Mattogno’s position on multiple-corpse cremation is stated in absolute terms in Auschwitz: The Case for Sanity (2010):
“Therefore, even if multiple cremations had been possible in the ovens of Auschwitz-Birkenau, they would not have led to any gain in time or in fuel. I stress the words ‘if multiple cremations had been possible,’ because the design of the triple-muffle and 8-muffle ovens did not allow multiple cremations… Actually, if two or three bodies had been introduced into one muffle, the corpses would have blocked the three openings.” (p. 285)
The claim is absolute. Even two corpses were physically impossible.

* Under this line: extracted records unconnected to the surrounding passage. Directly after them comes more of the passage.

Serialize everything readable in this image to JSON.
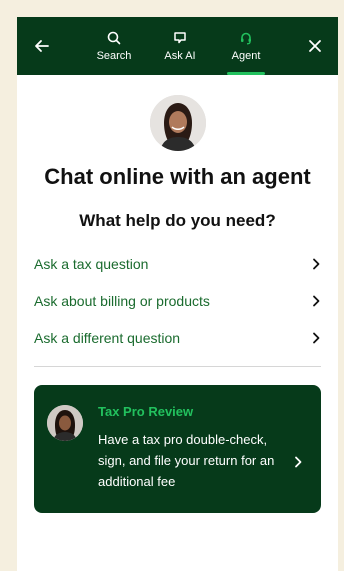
{
  "header": {
    "tabs": [
      {
        "label": "Search",
        "icon": "search-icon"
      },
      {
        "label": "Ask AI",
        "icon": "chat-bubble-icon"
      },
      {
        "label": "Agent",
        "icon": "headset-icon",
        "active": true
      }
    ]
  },
  "main": {
    "title": "Chat online with an agent",
    "subtitle": "What help do you need?",
    "options": [
      {
        "label": "Ask a tax question"
      },
      {
        "label": "Ask about billing or products"
      },
      {
        "label": "Ask a different question"
      }
    ]
  },
  "promo": {
    "title": "Tax Pro Review",
    "body": "Have a tax pro double-check, sign, and file your return for an additional fee"
  },
  "colors": {
    "header_bg": "#063a1a",
    "accent_green": "#22c15e",
    "link_green": "#1a6b2e",
    "page_bg": "#f5efdf"
  }
}
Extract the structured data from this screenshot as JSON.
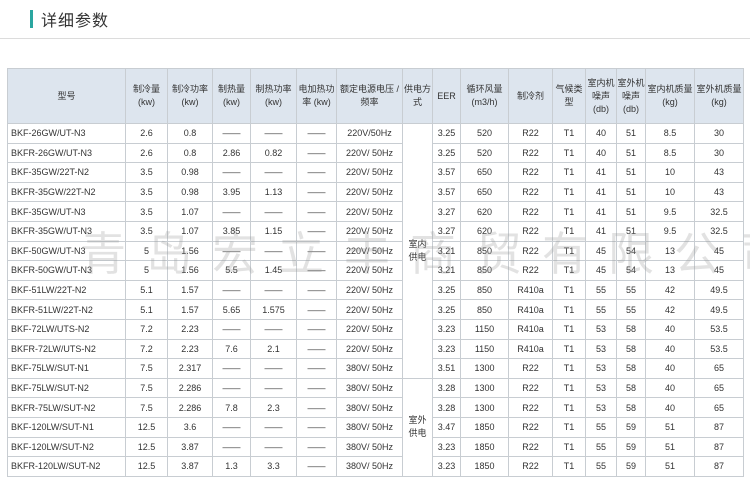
{
  "heading": "详细参数",
  "columns": [
    {
      "key": "model",
      "label": "型号"
    },
    {
      "key": "cool",
      "label": "制冷量 (kw)"
    },
    {
      "key": "coolpw",
      "label": "制冷功率 (kw)"
    },
    {
      "key": "heat",
      "label": "制热量 (kw)"
    },
    {
      "key": "heatpw",
      "label": "制热功率 (kw)"
    },
    {
      "key": "eheat",
      "label": "电加热功率 (kw)"
    },
    {
      "key": "voltage",
      "label": "额定电源电压 / 频率"
    },
    {
      "key": "supply",
      "label": "供电方式"
    },
    {
      "key": "eer",
      "label": "EER"
    },
    {
      "key": "air",
      "label": "循环风量 (m3/h)"
    },
    {
      "key": "refr",
      "label": "制冷剂"
    },
    {
      "key": "climate",
      "label": "气候类型"
    },
    {
      "key": "innoise",
      "label": "室内机噪声 (db)"
    },
    {
      "key": "outnoise",
      "label": "室外机噪声 (db)"
    },
    {
      "key": "inmass",
      "label": "室内机质量 (kg)"
    },
    {
      "key": "outmass",
      "label": "室外机质量 (kg)"
    }
  ],
  "supply_groups": [
    {
      "label": "室内供电",
      "rows": 13
    },
    {
      "label": "室外供电",
      "rows": 6
    }
  ],
  "rows": [
    [
      "BKF-26GW/UT-N3",
      "2.6",
      "0.8",
      "——",
      "——",
      "——",
      "220V/50Hz",
      "3.25",
      "520",
      "R22",
      "T1",
      "40",
      "51",
      "8.5",
      "30"
    ],
    [
      "BKFR-26GW/UT-N3",
      "2.6",
      "0.8",
      "2.86",
      "0.82",
      "——",
      "220V/ 50Hz",
      "3.25",
      "520",
      "R22",
      "T1",
      "40",
      "51",
      "8.5",
      "30"
    ],
    [
      "BKF-35GW/22T-N2",
      "3.5",
      "0.98",
      "——",
      "——",
      "——",
      "220V/ 50Hz",
      "3.57",
      "650",
      "R22",
      "T1",
      "41",
      "51",
      "10",
      "43"
    ],
    [
      "BKFR-35GW/22T-N2",
      "3.5",
      "0.98",
      "3.95",
      "1.13",
      "——",
      "220V/ 50Hz",
      "3.57",
      "650",
      "R22",
      "T1",
      "41",
      "51",
      "10",
      "43"
    ],
    [
      "BKF-35GW/UT-N3",
      "3.5",
      "1.07",
      "——",
      "——",
      "——",
      "220V/ 50Hz",
      "3.27",
      "620",
      "R22",
      "T1",
      "41",
      "51",
      "9.5",
      "32.5"
    ],
    [
      "BKFR-35GW/UT-N3",
      "3.5",
      "1.07",
      "3.85",
      "1.15",
      "——",
      "220V/ 50Hz",
      "3.27",
      "620",
      "R22",
      "T1",
      "41",
      "51",
      "9.5",
      "32.5"
    ],
    [
      "BKF-50GW/UT-N3",
      "5",
      "1.56",
      "——",
      "——",
      "——",
      "220V/ 50Hz",
      "3.21",
      "850",
      "R22",
      "T1",
      "45",
      "54",
      "13",
      "45"
    ],
    [
      "BKFR-50GW/UT-N3",
      "5",
      "1.56",
      "5.5",
      "1.45",
      "——",
      "220V/ 50Hz",
      "3.21",
      "850",
      "R22",
      "T1",
      "45",
      "54",
      "13",
      "45"
    ],
    [
      "BKF-51LW/22T-N2",
      "5.1",
      "1.57",
      "——",
      "——",
      "——",
      "220V/ 50Hz",
      "3.25",
      "850",
      "R410a",
      "T1",
      "55",
      "55",
      "42",
      "49.5"
    ],
    [
      "BKFR-51LW/22T-N2",
      "5.1",
      "1.57",
      "5.65",
      "1.575",
      "——",
      "220V/ 50Hz",
      "3.25",
      "850",
      "R410a",
      "T1",
      "55",
      "55",
      "42",
      "49.5"
    ],
    [
      "BKF-72LW/UTS-N2",
      "7.2",
      "2.23",
      "——",
      "——",
      "——",
      "220V/ 50Hz",
      "3.23",
      "1150",
      "R410a",
      "T1",
      "53",
      "58",
      "40",
      "53.5"
    ],
    [
      "BKFR-72LW/UTS-N2",
      "7.2",
      "2.23",
      "7.6",
      "2.1",
      "——",
      "220V/ 50Hz",
      "3.23",
      "1150",
      "R410a",
      "T1",
      "53",
      "58",
      "40",
      "53.5"
    ],
    [
      "BKF-75LW/SUT-N1",
      "7.5",
      "2.317",
      "——",
      "——",
      "——",
      "380V/ 50Hz",
      "3.51",
      "1300",
      "R22",
      "T1",
      "53",
      "58",
      "40",
      "65"
    ],
    [
      "BKF-75LW/SUT-N2",
      "7.5",
      "2.286",
      "——",
      "——",
      "——",
      "380V/ 50Hz",
      "3.28",
      "1300",
      "R22",
      "T1",
      "53",
      "58",
      "40",
      "65"
    ],
    [
      "BKFR-75LW/SUT-N2",
      "7.5",
      "2.286",
      "7.8",
      "2.3",
      "——",
      "380V/ 50Hz",
      "3.28",
      "1300",
      "R22",
      "T1",
      "53",
      "58",
      "40",
      "65"
    ],
    [
      "BKF-120LW/SUT-N1",
      "12.5",
      "3.6",
      "——",
      "——",
      "——",
      "380V/ 50Hz",
      "3.47",
      "1850",
      "R22",
      "T1",
      "55",
      "59",
      "51",
      "87"
    ],
    [
      "BKF-120LW/SUT-N2",
      "12.5",
      "3.87",
      "——",
      "——",
      "——",
      "380V/ 50Hz",
      "3.23",
      "1850",
      "R22",
      "T1",
      "55",
      "59",
      "51",
      "87"
    ],
    [
      "BKFR-120LW/SUT-N2",
      "12.5",
      "3.87",
      "1.3",
      "3.3",
      "——",
      "380V/ 50Hz",
      "3.23",
      "1850",
      "R22",
      "T1",
      "55",
      "59",
      "51",
      "87"
    ]
  ],
  "watermark": "青岛宏立丰商贸有限公司"
}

On 14 September 1942, Fritz Sander of J.A. Topf and Sons wrote internally about Auschwitz:
“In my opinion, cremation in the muffle ovens does not proceed quickly enough to handle the increasing number of corpses in the desired short time. Therefore, they resort to using a large number of ovens or muffles and overloading the individual muffles with multiple corpses.”
Sander is not proposing multiple loading as a theoretical possibility. He is reporting it as established operational practice and doing so in an internal communication, not postwar testimony subject to the usual denialist objections. A Topf engineer is describing what Topf’s own furnaces were doing in the field.
Mattogno’s response is instructive:
“Unfortunately, only parts of the letter are known, but it is certain that it contained a detailed critique of the muffle furnace system… Besides, there was the enormous problem of introducing several corpses into the muffle at the same time. In the case of three adult corpses, a concurrent introduction into the muffle was an outright impossibility for lack of space.” (p. 319)
Something important has shifted here, and it deserves careful attention.
In 2010, Mattogno declared that even two corpses were an impossibility: the corpses would have blocked the openings. By 2015, faced with a Topf engineer describing multiple loading as operational practice, the threshold has moved. Two corpses are no longer explicitly declared impossible; only three becomes “an outright impossibility.”
This is not a minor technical refinement. If the impossibility of loading two corpses were a genuine physical fact rooted in the dimensions of the furnace, it would remain constant across publications. Physical dimensions do not change between editions. The claim would be the same in 2010 and 2015 because the muffles are the same size in both years. The threshold shifts not because new engineering data emerged but because the Sander memo made the absolute position untenable. That is not a technical argument. It is a rhetorical retreat.
And the retreat does not solve the underlying problem. Sander describes multiple loading unspecified in number as current practice. Mattogno responds by citing his own prior assertion that it was impossible. That is circular reasoning: the evidence contradicting the conclusion is rebutted by restating the conclusion. The most obvious question goes unanswered. If multiple loading was physically impossible, why was a Topf engineer describing it as an operational reality?